Судя по недоношенным плодам, извлеченным из туш убитых самок, финвалята рождаются ранней весной, в марте или апреле. Таково, по крайней мере, мнение науки относительно сроков размножения финвалов Северной Атлантики. Даже в конце беременности плод имеет лишь очень тонкий слой подкожного жира, поэтому некоторые биологи считают местом рождения финвалов теплые южные воды, возможно — загадочный район Саргассова моря. Однако другие китологи столь же уверенно утверждают, что количество и жирность материнского молока (оно вдесятеро жирнее самого жирного коровьего молока) обеспечивают финваленка достаточным количеством калорий даже для жизни в холодных северных морях; так что, может быть, потомство финвалов появляется на свет у границы арктических паковых льдов. Но как это обстоит на самом деле, неизвестно никому.
Опять-таки на основании обследований эмбрионов биологи полагают, что беременность у самки финвала длится от десяти до двенадцати месяцев, а рождается дитя примерно шести метров длиной и двух тонн весом! Не менее фантастична скорость, с которой это дитя начинает расти. Энергично поглощая материнское молоко, китенок за шесть — восемь месяцев прибавляет в длину примерно восемь метров, а в весе — восемнадцать тонн. Затем рост его замедляется. Молодые финвалы достигают половой зрелости, по-видимому, в возрасте шести, а может быть, и восьми лет, когда длина самцов (они всегда несколько меньше самок) составляет около восемнадцати метров, а самок — около девятнадцати с половиной. Половая зрелость наступает у них сравнительно рано, но, судя по недавно полученным данным, финвал перестает расти лишь в возрасте тридцати лет: взрослая самка к этому времени может достигать в длину двадцать три метра и весить девяносто тонн.
До недавнего времени ученые считали, что финвалы живут сравнительно недолго — от двадцати до тридцати лет. Но за последние годы был разработан новый метод определения возраста усатых китов по количеству концентрических наслоений ушных пробок, и теперь уже вполне очевидно, что при благоприятных условиях финвал, как и синий кит, вполне может прожить семьдесят лет и больше. Не исключено, что по замыслу природы усатые киты должны были жить дольше всех остальных млекопитающих нашей планеты, включая человека. [13] И поскольку, кроме нас с вами, врагов у взрослого усатого кита нет и опасными болезнями он, по-видимому, не болеет, то весьма возможно, что кит стал бы одним из немногих животных, доживающих до глубокой старости, — если бы не вмешался человек.

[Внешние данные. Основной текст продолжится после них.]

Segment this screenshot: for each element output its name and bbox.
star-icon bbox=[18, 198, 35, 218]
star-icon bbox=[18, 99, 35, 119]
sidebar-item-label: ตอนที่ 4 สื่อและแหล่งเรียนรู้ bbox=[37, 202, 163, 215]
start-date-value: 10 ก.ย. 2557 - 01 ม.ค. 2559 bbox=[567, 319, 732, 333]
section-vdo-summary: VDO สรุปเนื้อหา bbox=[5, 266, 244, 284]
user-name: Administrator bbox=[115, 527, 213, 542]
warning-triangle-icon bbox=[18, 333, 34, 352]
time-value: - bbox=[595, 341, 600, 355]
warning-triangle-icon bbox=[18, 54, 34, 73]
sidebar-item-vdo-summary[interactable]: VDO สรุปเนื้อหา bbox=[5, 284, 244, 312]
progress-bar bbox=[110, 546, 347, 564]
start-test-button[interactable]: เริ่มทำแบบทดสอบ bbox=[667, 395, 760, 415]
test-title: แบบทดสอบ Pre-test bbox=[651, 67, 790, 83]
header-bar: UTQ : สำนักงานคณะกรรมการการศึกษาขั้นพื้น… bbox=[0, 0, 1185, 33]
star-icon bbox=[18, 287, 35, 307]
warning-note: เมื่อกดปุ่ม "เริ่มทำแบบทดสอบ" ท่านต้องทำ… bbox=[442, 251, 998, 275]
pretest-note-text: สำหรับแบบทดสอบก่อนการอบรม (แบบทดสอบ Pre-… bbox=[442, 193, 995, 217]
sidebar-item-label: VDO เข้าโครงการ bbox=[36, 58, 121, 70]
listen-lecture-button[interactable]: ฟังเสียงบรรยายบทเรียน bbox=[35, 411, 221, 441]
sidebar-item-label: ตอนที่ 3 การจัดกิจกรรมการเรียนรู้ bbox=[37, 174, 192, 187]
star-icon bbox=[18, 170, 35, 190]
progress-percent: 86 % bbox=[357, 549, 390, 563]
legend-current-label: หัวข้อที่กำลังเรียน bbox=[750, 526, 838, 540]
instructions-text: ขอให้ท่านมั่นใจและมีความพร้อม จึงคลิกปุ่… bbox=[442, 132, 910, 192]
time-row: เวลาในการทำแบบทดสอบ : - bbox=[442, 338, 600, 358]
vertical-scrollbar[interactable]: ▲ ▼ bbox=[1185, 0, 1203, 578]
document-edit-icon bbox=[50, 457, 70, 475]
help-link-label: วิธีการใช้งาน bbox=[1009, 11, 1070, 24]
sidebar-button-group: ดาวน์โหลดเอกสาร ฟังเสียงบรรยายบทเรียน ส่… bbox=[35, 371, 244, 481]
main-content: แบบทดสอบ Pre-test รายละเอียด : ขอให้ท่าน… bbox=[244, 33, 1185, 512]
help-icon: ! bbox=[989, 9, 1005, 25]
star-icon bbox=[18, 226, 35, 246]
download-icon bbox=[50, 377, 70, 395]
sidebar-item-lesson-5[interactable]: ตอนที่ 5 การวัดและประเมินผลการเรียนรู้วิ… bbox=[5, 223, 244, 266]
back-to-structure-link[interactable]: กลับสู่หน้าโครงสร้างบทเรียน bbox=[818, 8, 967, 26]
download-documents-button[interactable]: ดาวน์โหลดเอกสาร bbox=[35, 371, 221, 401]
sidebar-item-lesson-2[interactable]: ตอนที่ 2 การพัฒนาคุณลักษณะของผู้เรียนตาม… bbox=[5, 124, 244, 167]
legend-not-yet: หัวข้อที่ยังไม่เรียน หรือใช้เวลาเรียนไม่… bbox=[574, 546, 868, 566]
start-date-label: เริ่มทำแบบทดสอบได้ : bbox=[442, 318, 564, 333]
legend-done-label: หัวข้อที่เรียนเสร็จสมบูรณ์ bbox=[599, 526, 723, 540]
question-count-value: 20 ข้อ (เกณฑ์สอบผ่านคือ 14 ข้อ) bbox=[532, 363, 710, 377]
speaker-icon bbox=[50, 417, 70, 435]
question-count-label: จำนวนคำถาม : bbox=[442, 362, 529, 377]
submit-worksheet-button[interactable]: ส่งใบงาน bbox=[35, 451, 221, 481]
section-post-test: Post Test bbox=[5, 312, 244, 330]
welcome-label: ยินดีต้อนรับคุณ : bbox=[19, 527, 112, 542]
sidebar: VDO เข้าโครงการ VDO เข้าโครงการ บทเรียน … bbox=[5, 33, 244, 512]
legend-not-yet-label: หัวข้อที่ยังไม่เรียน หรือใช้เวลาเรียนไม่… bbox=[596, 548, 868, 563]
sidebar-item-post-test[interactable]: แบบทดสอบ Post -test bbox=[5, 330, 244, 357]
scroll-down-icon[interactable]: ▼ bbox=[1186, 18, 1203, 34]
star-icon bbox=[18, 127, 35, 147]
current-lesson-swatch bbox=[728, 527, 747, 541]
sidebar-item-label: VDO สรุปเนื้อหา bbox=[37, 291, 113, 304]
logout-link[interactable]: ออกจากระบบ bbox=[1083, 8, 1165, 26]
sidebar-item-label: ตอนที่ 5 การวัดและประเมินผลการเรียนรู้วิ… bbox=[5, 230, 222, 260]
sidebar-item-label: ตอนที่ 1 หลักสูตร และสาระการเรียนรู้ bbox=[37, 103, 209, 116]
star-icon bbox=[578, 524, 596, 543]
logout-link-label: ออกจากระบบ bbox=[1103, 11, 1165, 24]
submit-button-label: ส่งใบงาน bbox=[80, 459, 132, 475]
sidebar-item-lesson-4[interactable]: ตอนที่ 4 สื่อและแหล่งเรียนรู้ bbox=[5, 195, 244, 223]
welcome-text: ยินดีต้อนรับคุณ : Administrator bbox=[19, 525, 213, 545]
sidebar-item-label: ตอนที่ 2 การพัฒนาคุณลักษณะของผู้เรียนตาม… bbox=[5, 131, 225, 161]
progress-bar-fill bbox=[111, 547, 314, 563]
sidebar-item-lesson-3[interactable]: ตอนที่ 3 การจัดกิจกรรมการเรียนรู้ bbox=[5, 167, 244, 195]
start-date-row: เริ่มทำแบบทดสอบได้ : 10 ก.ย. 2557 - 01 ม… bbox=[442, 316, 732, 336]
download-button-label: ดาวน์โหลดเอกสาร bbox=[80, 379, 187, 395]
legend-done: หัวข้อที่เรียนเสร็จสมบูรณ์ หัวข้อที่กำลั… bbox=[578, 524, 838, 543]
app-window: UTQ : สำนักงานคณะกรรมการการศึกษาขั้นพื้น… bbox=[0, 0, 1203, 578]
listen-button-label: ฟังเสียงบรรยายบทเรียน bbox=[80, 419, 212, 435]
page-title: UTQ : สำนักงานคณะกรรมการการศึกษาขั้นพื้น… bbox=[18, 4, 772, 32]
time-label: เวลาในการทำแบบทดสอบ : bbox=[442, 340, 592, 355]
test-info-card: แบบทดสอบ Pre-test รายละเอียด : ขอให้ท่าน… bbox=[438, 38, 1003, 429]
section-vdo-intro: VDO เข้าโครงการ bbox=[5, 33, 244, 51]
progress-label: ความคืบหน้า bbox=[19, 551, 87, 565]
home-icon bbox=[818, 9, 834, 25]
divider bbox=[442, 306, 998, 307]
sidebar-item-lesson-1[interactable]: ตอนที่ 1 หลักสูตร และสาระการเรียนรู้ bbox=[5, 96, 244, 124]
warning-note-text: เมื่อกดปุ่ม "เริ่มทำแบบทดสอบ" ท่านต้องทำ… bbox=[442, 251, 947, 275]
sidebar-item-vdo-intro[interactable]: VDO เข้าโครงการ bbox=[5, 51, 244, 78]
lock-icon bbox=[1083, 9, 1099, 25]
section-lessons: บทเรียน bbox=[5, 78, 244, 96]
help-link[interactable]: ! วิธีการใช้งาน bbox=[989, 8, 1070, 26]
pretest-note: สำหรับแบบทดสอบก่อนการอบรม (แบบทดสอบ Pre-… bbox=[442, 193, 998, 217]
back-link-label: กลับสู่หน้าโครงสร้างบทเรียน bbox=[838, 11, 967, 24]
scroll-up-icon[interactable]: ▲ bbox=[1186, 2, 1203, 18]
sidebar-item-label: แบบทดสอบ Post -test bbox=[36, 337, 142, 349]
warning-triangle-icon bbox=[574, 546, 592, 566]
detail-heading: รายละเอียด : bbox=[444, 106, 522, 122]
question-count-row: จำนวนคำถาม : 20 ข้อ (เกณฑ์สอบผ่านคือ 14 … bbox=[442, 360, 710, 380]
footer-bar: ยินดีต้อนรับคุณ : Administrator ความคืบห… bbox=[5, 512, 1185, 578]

Я убежден, что молодые финвалы остаются в семье со своими родителями вплоть до наступления половой зрелости. К сожалению, именно в этот период неопытное подрастающее поколение представляет собой легкую добычу для китобоев: судя по промысловым отчетам, по крайней мере, пятьдесят процентов финвалов, забитых за последние годы, просто не успели найти себе пару и принять участие в продолжении рода. Сейчас, в условиях беспощадного уничтожения финвалов как вида, их семейные группы обычно невелики; однако в прежние времена китобои встречали и большие семьи финвалов — по восьми в каждой.
Об ухаживании молодых самцов за своими избранницами нам ничего неизвестно; не знаем мы, ни как они находят друг друга, ни где это происходит. По-видимому, в прежние времена молодые киты «знакомились» во время регулярных великих встреч всех семейных стад того или иного района океана. В старых судовых журналах мы находим множество рассказов о таких встречах, но за последние сорок лет в Северной Атлантике ни разу ничего подобного не наблюдалось.